Con l’incontro del 28 maggio è stato definito un protocollo d’intervento per la gestione dei centri sul territorio di Novi e Rovereto tra Comune, Aneser e Parrocchie di Novi di Modena, Rovereto s/S e S.Antonio in Mercadello dedicati ai ragazzi dai 6 ai 14 anni.
La prima cosa che è stata condivisa è che saranno centri dedicati ai ragazzi, con le attività ludiche consentite dalle linee guida nazionali e regionali, ma pensati prioritariamente per le loro famiglie; soprattutto per quelle che lavorano e non possiedono una rete parentale in grado di gestire i propri figli.
Le iscrizioni si apriranno il 1 giugno e rimarranno aperte fino all’8 compreso. L’invito condiviso è quello di iscrivere i figli solo in caso di reale e irrisolvibile necessità. Questo per dare la possibilità a quei nuclei familiari in difficoltà di poter accedere a tale servizio.

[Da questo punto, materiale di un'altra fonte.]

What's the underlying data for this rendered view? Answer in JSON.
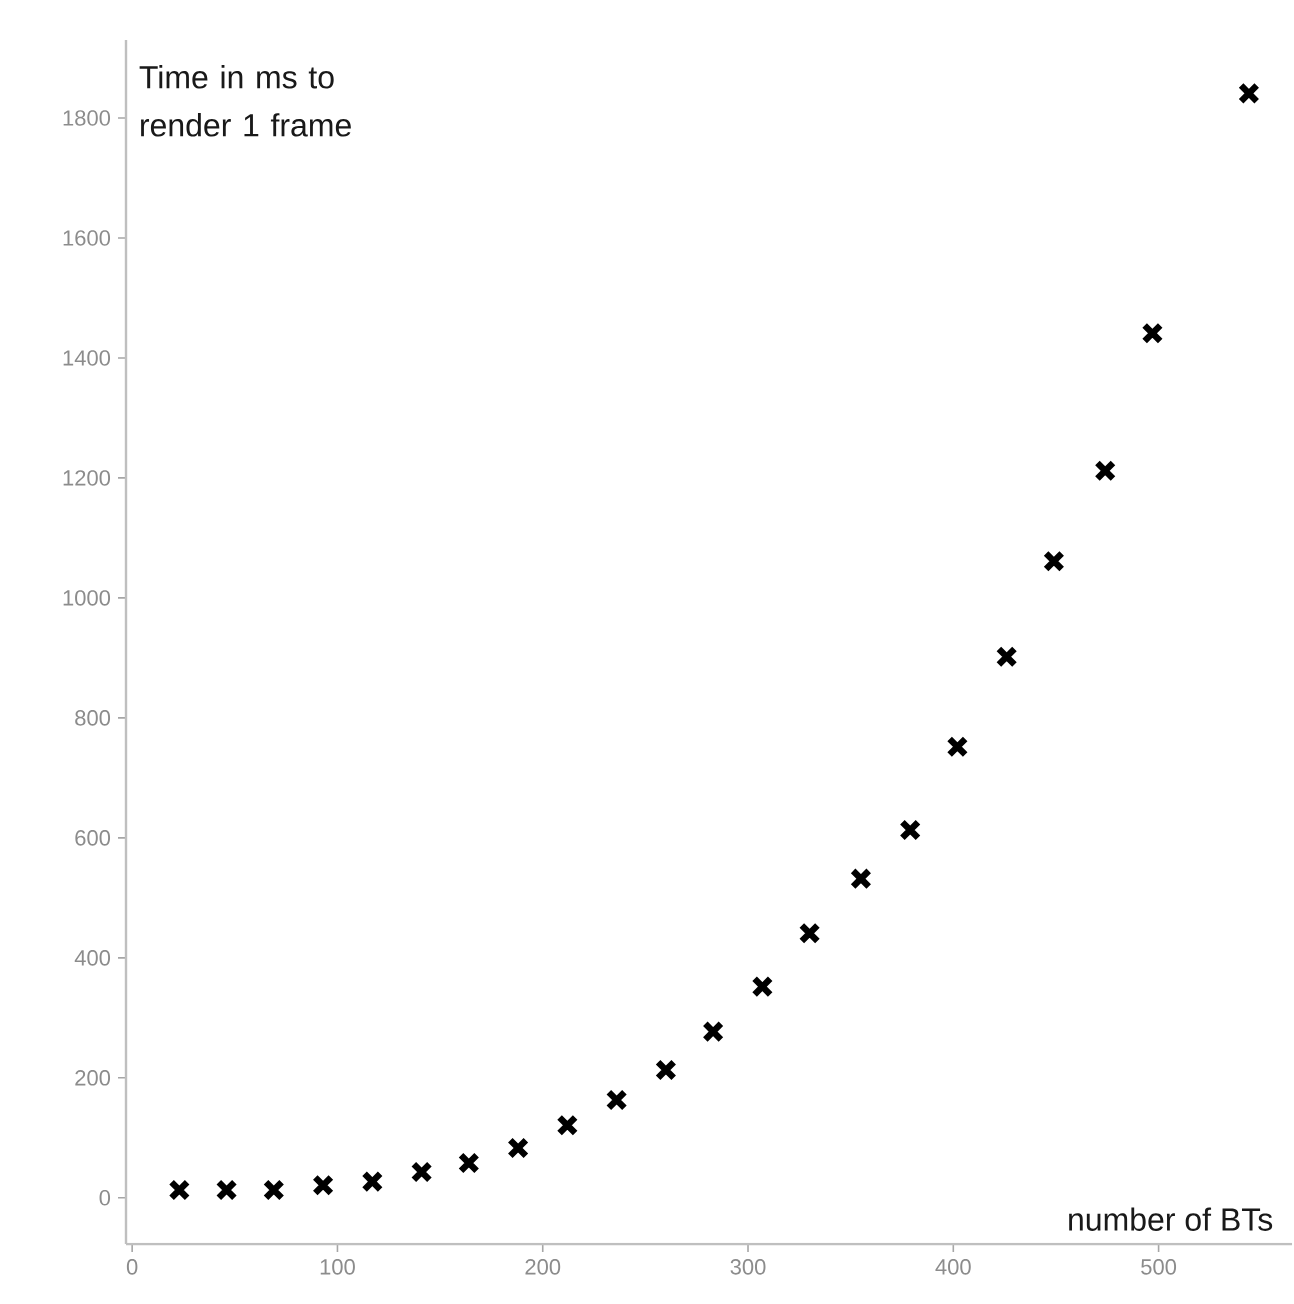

Le procedure di sicurezza che saranno attivate sono state condivise e saranno le stesse per ogni centro: ingressi e uscite scaglionate, triage sanitario con termo scanner all’ingresso, utilizzo della mascherina dai 6 anni in su, organizzazione delle attività per piccoli gruppi che non avranno contatti fisici tra loro, obbligo di restare a casa con temperatura superiore a 37,5°. Il rapporto tra educatori e ragazzi sarà più basso con l’inserimento di altre figure dedicate alla sanificazione periodica dei locali, alla gestione del triage e all’accettazione dei ragazzi. Inoltre, per permettere l’organizzazione del lavoro in gruppi, sarà possibile iscrivere ragazzi solo per periodi consecutivi senza effettuare, come accadeva in passato, settimane di stacco all’interno dei mesi estivi.

Insomma un contesto del tutto diverso da quelle scanzonate e chiassose brigate che si incontravano davanti ai centri sportivi o alle parrocchie. Un cambiamento che avrà ricadute anche sui costi di iscrizione che saranno più alti per permettere di sostenere, almeno in parte, questo nuovo tipo di gestione molto onerosa da parte delle associazioni gestrici.

Ogni associazione, nell’ottica condivisa della massima trasparenza, in collaborazione con l’Amministrazione Comunale, dopo l’apertura delle iscrizioni e prima del termine, procederà ad incontrare i genitori per spiegare, nello specifico, l’organizzazione di ogni centro e per chiarire eventuali dubbi e rispondere a reali necessità che saranno presentate.

“Un’estate che parte tra tante questioni da risolvere e nuove procedure ma che non ci spaventa” afferma Elisa Casarini Assessore ai Servizi Socio-sanitari “Il lavoro che stiamo portando avanti con le associazioni è importante e darà i suoi frutti. E’ proprio a loro che va il mio ringraziamento per la disponibilità e la professionalità dimostrate e per la grande assunzione di responsabilità che sono disposte a sostenere per dare un concreto aiuto a chi è in difficoltà. Un esempio vero di lealtà e disponibilità verso il proprio territorio”.